Any time after the commit finishes, the older subvolume root items may be removed. The reference count on the subvolume root block is lowered by one. If the reference count reaches zero, the block is freed and the reference count on any nodes the root points to is lowered by one. If a tree node or leaf can be freed, it is traversed to free the nodes or extents below it in the tree in a depth first fashion.
在提交完成后的任何时间,旧的子卷根项目可能会被移除。子卷根块上的引用计数减少一。如果引用计数达到零,该块将被释放,并且根指向的任何节点的引用计数减少一。如果可以释放树节点或叶子,它将以深度优先的方式遍历以释放树中它下面的节点或范围。

The traversal and freeing of the tree may be done in pieces by inserting a progress record in the root tree. The progress record indicates the last key and level touched by the traversal so the current transaction can commit and the traversal can resume in the next transaction. If the system crashes before the traversal completes, the progress record is used to safely delete the root on the next mount.
树的遍历和释放可以通过在根树中插入进度记录来分段完成。进度记录指示了遍历所触及的最后一个键和级别,因此当前事务可以提交,遍历可以在下一个事务中恢复。如果系统在遍历完成之前崩溃,进度记录将用于在下次挂载时安全删除根。

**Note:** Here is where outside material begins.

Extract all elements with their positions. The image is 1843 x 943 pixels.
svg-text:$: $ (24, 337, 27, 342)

Ohad Rodeh presented this reference counted snapshot algorithm at the 2007 Linux Filesystem and Storage Workshop:
Ohad Rodeh 在 2007 年的 Linux 文件系统和存储研讨会上介绍了这个引用计数快照算法:

Slides: LinuxFS_Workshop.pdf
幻灯片:LinuxFS_Workshop.pdf

Paper: Btree_TOS.pdf 文件:Btree_TOS.pdf

The Btrfs snapshotting implementation is based on the ideas he presented.
Btrfs 快照实现是基于他提出的想法。

Btrfsck

The filesystem checking utility is a crucial tool, but it can be a major bottleneck in getting systems back online after something has gone wrong. Btrfs aims to be tolerant of invalid metadata, and will avoid using metadata it determines to be incorrect. The disk format allows Btrfs to deal with most corruptions at run time, without crashing the system and without requiring offline filesystem checking.
文件系统检查实用程序是一个至关重要的工具,但在系统出现问题后重新上线时可能成为一个主要瓶颈。Btrfs 旨在容忍无效的元数据,并将避免使用它认为不正确的元数据。磁盘格式允许 Btrfs 在运行时处理大多数损坏,而无需使系统崩溃并且无需离线文件系统检查。

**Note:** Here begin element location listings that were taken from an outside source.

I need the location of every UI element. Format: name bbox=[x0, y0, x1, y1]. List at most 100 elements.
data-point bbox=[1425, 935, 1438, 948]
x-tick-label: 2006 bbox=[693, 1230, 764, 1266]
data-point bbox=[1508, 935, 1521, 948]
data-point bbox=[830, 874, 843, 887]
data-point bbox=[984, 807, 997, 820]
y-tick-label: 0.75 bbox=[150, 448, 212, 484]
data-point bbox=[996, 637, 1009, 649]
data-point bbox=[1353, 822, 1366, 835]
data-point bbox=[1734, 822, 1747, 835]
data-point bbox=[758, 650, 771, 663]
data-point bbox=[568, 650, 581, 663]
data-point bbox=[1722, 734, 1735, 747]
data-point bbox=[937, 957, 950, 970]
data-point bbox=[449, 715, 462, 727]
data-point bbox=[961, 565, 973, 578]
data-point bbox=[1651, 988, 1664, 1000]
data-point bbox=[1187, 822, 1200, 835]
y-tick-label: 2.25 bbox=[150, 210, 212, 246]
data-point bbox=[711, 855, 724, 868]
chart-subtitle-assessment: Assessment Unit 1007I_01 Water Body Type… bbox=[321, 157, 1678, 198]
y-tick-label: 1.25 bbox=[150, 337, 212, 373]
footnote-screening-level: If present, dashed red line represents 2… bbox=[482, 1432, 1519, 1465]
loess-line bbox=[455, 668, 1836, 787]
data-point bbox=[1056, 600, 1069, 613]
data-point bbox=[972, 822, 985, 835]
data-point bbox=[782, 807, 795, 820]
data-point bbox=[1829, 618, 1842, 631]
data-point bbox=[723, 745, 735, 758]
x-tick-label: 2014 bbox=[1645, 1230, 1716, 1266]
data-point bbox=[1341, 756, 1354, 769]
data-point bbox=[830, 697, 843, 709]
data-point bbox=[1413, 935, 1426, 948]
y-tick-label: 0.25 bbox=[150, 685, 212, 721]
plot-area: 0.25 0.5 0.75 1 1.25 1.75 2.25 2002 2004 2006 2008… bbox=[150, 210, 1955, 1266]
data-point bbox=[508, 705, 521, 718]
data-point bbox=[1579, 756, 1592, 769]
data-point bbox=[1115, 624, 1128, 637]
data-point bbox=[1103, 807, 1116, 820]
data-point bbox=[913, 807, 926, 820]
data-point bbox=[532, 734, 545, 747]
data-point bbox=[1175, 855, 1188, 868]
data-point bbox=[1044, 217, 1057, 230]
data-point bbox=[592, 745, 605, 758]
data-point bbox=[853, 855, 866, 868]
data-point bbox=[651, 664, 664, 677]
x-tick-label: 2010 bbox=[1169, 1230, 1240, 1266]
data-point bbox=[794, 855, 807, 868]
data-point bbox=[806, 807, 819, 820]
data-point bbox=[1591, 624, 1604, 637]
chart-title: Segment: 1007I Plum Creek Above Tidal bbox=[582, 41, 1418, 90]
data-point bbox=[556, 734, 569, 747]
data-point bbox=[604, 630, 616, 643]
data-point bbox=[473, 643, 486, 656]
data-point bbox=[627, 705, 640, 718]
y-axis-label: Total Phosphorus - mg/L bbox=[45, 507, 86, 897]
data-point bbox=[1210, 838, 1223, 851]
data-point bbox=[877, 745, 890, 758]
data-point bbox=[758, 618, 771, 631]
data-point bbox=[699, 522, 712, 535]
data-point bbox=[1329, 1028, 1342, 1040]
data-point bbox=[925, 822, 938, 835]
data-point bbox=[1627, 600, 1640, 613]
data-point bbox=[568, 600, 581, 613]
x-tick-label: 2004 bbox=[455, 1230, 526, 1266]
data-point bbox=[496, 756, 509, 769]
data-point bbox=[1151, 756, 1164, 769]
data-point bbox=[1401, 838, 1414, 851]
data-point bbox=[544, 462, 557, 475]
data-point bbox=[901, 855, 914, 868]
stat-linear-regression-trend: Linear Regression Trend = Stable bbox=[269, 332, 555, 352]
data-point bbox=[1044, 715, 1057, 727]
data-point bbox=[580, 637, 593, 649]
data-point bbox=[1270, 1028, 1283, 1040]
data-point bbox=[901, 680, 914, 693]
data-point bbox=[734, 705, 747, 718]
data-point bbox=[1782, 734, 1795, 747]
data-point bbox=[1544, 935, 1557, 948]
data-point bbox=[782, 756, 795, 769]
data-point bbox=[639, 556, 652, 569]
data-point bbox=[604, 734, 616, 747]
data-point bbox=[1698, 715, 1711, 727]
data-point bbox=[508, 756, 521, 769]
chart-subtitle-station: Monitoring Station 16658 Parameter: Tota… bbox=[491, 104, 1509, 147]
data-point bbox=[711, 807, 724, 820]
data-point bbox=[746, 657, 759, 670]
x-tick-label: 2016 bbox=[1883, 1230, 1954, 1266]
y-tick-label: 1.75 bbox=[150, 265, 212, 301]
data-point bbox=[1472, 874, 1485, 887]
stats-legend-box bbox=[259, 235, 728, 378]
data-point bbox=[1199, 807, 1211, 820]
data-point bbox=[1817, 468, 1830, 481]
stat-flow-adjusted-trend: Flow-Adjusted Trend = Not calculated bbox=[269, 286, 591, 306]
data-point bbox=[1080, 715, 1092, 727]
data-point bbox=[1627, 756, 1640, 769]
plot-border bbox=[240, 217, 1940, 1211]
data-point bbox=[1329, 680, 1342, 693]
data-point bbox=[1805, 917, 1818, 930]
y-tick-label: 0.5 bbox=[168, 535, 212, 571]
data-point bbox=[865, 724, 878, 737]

An offline btrfsck is being developed, in part to help verify the filesystem during testing, and as an emergency tool to make sure the filesystem is safe for mounting. The existing tool only verifies the extent allocation maps, making sure that reference counts are correct and that all extents are accounted for. If the extent maps are correct, there is no risk of incorrectly writing over existing data or metadata as blocks are allocated for new use.
正在开发离线 btrfsck,部分原因是为了在测试期间验证文件系统,并作为一种紧急工具,以确保文件系统可以安全挂载。现有工具仅验证范围分配图,确保引用计数正确并且所有范围都有记录。如果范围图正确,那么在为新用途分配块时不会错误地覆盖现有数据或元数据。

btrfsck is able to read metadata in roughly disk order. As it scans the btrees on disk, it collects the locations of nodes and leaves and pulls them from the disk in large sequential batches. For the most part, btrfsck is bound by the sequential read throughput of the storage, and it is able to take advantage of multi-spindle arrays. The price paid for the extra speed is more ram. Btrfsck uses about 3x more ram than ext2fsck.
btrfsck 能够按照大致的磁盘顺序读取元数据。在扫描磁盘上的 b 树时,它会收集节点和叶子的位置,并以大批量的顺序从磁盘中提取它们。在大多数情况下,btrfsck 受到存储的顺序读取吞吐量的限制,并且能够利用多个磁盘阵列。为了获得额外的速度,需要付出更多的内存。与 ext2fsck 相比,btrfsck 使用的内存大约多 3 倍。